*EPF209 03/18/2003
Chairman Hyde Introduces Bill For $15,000 Million to Fight Diseases
(HR 1298 targets HIV/AIDS, tuberculosis, and malaria) (580)

By Stephen La Rocque
Washington File Staff Writer

Washington -- The chairman of the House International Relations Committee has submitted a bill to the House of Representatives that would provide $15,000 million over five years to fight HIV/AIDS, tuberculosis, and malaria worldwide.

Representative Henry Hyde (Republican of Illinois) introduced HR 1298, titled the United States Leadership Against HIV/AIDS, Tuberculosis, and Malaria Act of 2003, into the House of Representatives March 17. The proposed legislation was referred to the House International Relations Committee for action.

Joining Hyde in submitting the bill were Representatives Tom Lantos (Democrat of California), the highest-ranking Democrat on the International Relations panel; James Leach (Republican of Iowa), the chairman of the Subcommittee on Asia and the Pacific; Dave Weldon (Republican of Florida), a physician who serves on the House Appropriations Committee; and Barbara Lee (Democrat of California) who serves on the Subcommittee on Africa and chairs the Congressional Black Caucus Task Force on Global HIV/AIDS.

The aim of the bill is to provide assistance to foreign countries to combat HIV/AIDS, tuberculosis, and malaria.

HR 1298 calls for the development of a comprehensive, five-year, global strategy to combat the deadly diseases.

"During the last 20 years, HIV/AIDS has assumed pandemic proportions, spreading from the most severely affected region, sub-Saharan Africa, to all corners of the world, and leaving an unprecedented path of death and devastation," the bill's authors state.
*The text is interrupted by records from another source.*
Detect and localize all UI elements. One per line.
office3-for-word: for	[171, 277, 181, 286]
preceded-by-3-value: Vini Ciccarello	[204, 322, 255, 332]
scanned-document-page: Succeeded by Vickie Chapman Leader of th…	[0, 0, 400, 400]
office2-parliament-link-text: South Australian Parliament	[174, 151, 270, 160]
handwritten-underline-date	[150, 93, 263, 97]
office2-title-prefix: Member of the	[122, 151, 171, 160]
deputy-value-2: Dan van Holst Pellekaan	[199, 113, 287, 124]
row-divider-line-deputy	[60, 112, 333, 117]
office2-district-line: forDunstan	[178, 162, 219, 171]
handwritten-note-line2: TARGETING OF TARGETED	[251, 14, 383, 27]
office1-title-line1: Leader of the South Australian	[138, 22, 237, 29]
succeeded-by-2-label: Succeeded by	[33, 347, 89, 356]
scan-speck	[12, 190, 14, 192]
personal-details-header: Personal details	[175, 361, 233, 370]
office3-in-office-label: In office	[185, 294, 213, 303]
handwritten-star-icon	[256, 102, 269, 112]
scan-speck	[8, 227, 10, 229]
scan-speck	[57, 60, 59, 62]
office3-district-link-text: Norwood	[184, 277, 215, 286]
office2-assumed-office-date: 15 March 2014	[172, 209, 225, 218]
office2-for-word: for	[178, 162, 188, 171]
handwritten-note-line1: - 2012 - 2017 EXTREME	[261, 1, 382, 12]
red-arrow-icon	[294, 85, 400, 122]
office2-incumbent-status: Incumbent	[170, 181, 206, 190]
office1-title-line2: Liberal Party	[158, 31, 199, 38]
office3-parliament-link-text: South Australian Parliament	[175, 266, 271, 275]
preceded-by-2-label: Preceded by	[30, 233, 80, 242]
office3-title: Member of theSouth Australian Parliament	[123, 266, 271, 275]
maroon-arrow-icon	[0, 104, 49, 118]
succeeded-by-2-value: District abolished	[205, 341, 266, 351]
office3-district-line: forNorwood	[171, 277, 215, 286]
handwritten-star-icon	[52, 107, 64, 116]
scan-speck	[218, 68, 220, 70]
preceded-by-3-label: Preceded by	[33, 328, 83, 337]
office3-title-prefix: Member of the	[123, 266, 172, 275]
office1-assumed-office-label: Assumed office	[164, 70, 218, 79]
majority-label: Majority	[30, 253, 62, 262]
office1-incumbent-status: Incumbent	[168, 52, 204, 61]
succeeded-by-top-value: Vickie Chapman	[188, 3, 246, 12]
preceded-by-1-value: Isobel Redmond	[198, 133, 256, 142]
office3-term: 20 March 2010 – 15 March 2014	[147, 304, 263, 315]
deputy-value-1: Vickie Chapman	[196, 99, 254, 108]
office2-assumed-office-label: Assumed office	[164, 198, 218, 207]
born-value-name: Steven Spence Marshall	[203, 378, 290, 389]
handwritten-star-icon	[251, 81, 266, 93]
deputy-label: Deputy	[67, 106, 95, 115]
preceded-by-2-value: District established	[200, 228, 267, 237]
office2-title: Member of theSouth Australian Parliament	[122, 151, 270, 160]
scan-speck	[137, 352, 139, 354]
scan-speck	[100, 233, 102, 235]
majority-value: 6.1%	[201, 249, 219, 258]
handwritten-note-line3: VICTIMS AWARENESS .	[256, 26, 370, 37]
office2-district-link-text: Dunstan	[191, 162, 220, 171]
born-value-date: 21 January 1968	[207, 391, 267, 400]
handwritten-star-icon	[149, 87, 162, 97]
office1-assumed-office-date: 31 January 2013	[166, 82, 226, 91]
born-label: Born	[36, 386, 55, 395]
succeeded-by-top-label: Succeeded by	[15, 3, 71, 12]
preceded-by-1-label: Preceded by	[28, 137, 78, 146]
They noted that more than 65,000,000 individuals worldwide have been infected with HIV since the epidemic began, and more than 25,000,000 people have lost their lives to the disease.

"More than 14,000,000 children have been orphaned by the disease," the bill adds. "HIV/AIDS is the fourth-highest cause of death in the world."

HR 1298 states that at the end of the last year, "an estimated 42,000,000 individuals were infected with HIV or living with AIDS."

Of these individuals, it notes, "more than 3,200,000 were children under the age of fifteen and more than 19,200,000 were women."

The proposed legislation states that HIV/AIDS is the leading cause of death in sub-Saharan Africa.

There "AIDS has killed more than 19,400,000 individuals (more than 3 times the number of AIDS deaths in the rest of the world) and will claim the lives of one-quarter of the population, mostly adults, in the next decade," HR 1298 says.

The bill cites President Bush's January 28 address to Congress in which he announced his administration's intention "to embark on a five-year emergency plan for AIDS relief, to confront HIV/AIDS with the goals of preventing 7,000,000 new HIV/AIDS infections, treating at least 2,000,000 people with life-extending drugs, and providing humane care for millions of people suffering from HIV/AIDS, and for children orphaned by HIV/AIDS."

Besides setting a "comprehensive, integrated five-year, global strategy to fight HIV/AIDS," the bill would also provide "significant resources for multilateral efforts to fight HIV/AIDS" and "increased resources for United States bilateral efforts, particularly for technical assistance and training, to combat HIV/AIDS, tuberculosis, and malaria."

The bill's goals also include "encouraging the expansion of private sector efforts and expanding public-private sector partnerships to combat HIV/AIDS" and "intensifying efforts to support the development of vaccines and treatment for HIV/AIDS, tuberculosis, and malaria."